NFT Rug Pulls – What Are They And How To Avoid Them

nft rug pull

According to a report by Chainalysis, crypto and NFT rug pulls have swiped $2.8 billion from the markets. Events like these are constant reminders of the risks in the NFT world. From the Frosties scam of a whopping amount of $1.3M to baller ape club, big daddy club, are some of the notable and costly events which constantly shake investors’ confidence. These events at the same time have given several learnings to an investor. In this article, we will look at what exactly is an NFT rug pull and how an investor could avoid them. 

What are NFT Rug Pulls?

NFT rug pulls are crypto scams where NFT creators run away with the investors’ funds. 

It involves a developer community creating an NFT enterprise and luring investors to it. Then, after the bulk of NFTs have been purchased by customers, the developer(s) remove all of their proceeds and vanish, leaving eager investors holding nothing but a useless NFT. 

A rug pull is a common fraudulent scheme used to attract investors to a financial venture before abandoning the project and vanishing off with the money raised. This has grown in popularity in the cryptocurrency space.

Iconoics is an nft collection

A project called Iconics that was constructed on the Solana platform vanished overnight in October 2021 leading to one of the biggest NFT scams. The Iconics artist made away with 1000 SOL (Solana token), which is currently equivalent to almost $150,000. The artist delivered random emojis as opposed to the 8,000 3-D artworks he had originally promised. They were supposed to hold a presale for 2000 of these at 0.5 SOL, but instead, they fled with the money.

Frosties is an NFT Collection

January 2022 saw the first significant “rug pull” of the year as the value of an assortment of 8,888 NFTs belonging to the Frosties project plummeted to zero almost immediately. The project received around $1.3 million from investors via its NFTs.  These are just a few examples of an increasing number of cryptocurrency crimes that have been reported globally over the previous year. 


In order to perform a successful rug pull, the NFT developers will create hype around their project to make it look real and pay hefty amounts to the influencers to promote the project in full swing. NFT creators pay influencers to promote their collections or host expensive giveaways in order to generate excitement around their projects. Once the hype is successfully created, the developers will entirely give up on the project and disable all accounts related to the project after booking in their share of profits. 

Rug pulls generally take place slowly. However, there are other instances where a project is discreetly abandoned with little to no updates or developments after a poor start.
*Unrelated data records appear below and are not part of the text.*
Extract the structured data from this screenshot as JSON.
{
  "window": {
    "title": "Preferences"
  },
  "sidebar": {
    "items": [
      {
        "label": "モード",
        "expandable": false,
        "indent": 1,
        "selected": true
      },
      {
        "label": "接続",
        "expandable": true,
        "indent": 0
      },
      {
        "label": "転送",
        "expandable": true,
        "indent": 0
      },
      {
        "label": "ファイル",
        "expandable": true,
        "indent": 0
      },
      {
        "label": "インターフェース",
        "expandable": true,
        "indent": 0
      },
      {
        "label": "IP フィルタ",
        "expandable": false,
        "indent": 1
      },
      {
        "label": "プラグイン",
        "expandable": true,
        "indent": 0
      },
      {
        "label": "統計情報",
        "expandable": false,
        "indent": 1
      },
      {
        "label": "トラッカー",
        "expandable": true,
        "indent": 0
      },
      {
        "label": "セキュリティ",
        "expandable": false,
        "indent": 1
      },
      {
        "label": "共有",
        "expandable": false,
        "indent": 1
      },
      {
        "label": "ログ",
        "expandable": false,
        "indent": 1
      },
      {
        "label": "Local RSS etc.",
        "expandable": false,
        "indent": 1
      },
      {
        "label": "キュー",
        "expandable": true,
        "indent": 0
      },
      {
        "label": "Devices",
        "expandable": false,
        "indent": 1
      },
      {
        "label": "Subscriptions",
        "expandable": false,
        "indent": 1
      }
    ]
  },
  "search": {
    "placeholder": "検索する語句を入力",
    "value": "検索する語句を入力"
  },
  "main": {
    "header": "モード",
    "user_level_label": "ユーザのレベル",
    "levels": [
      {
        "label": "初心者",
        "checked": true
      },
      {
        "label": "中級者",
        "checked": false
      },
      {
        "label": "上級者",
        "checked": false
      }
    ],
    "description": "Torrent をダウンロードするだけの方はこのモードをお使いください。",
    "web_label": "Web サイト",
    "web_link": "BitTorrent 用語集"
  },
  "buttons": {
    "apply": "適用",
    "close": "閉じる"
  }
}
Rug pull tactics are typically carried out by an unidentified person or group since doing so makes it simpler to vanish into thin air.


An investor should conduct proper due diligence before investing in an NFT. The following aspects should be considered for knowing how to identify a rug pull 

Look at the project’s goal and roadmap

The completion of huge NFT projects can take a very long time because of the lengthy processes involved like selecting your blockchain, setting up your digital wallet, and selecting your NFT marketplace. It’s probable that a tiny team of NFT developers is lying when they claim that they can create dozens of in-game characters or distinctive illustration-based NFTs in no time. It becomes vital for an investor to cautiously look at the goals of the project and the utility that it provides. At the same time, it also becomes necessary to check on the roadmap and see whether the project is accomplishing its goals on time. The roadmap of a project should look realistic and exciting to be able to create some utility for investors. 

Research the team behind the brand

Managing everything that goes into producing a true, successful NFT collection is not doable by one person nor is it beneficial. You might want to ensure that there are multiple people working on the project. Therefore, if a single person is in charge of the project, it’s likely that they won’t continue managing it or bringing out new features. It is suggested that detailed research is conducted regarding the founder and the team members by carefully evaluating the team’s past successful projects and long-term vision.

Check their social media management and engagement

Today, Twitter and discord are the go-to platforms for community engagement and hence an investor should carefully examine whether the engagement is literal or not. This can be accessed by checking the ‘genuine’ followers and posts. If a community relies on promoting a particular token or a crypto-only, chances are that it’s a scam. An investor should mostly rely on the engagement and not the follower count. 

Don’t miss out on the narrow details

Details like the anonymity of the team, liquidity, announced and actual minted amount, and professionalism of the website of the project should be kept intact to be able to successfully steer from being trapped in a fraud. 


Overall, it would be foolish to ignore NFT rug pulls and not take lessons from such occasions in the past. Always conduct your own due diligence and then make informed decisions about whether or not you feel that a project is suited for you, whenever you are considering putting your money and trust into an NFT project.

It’s absolutely acceptable if an NFT project doesn’t feel right to you. In the end, it’s all about your hard-earned money; so resist the urge to acquire anything you don’t feel comfortable with. You have the authority to exercise your own judgment and to refuse.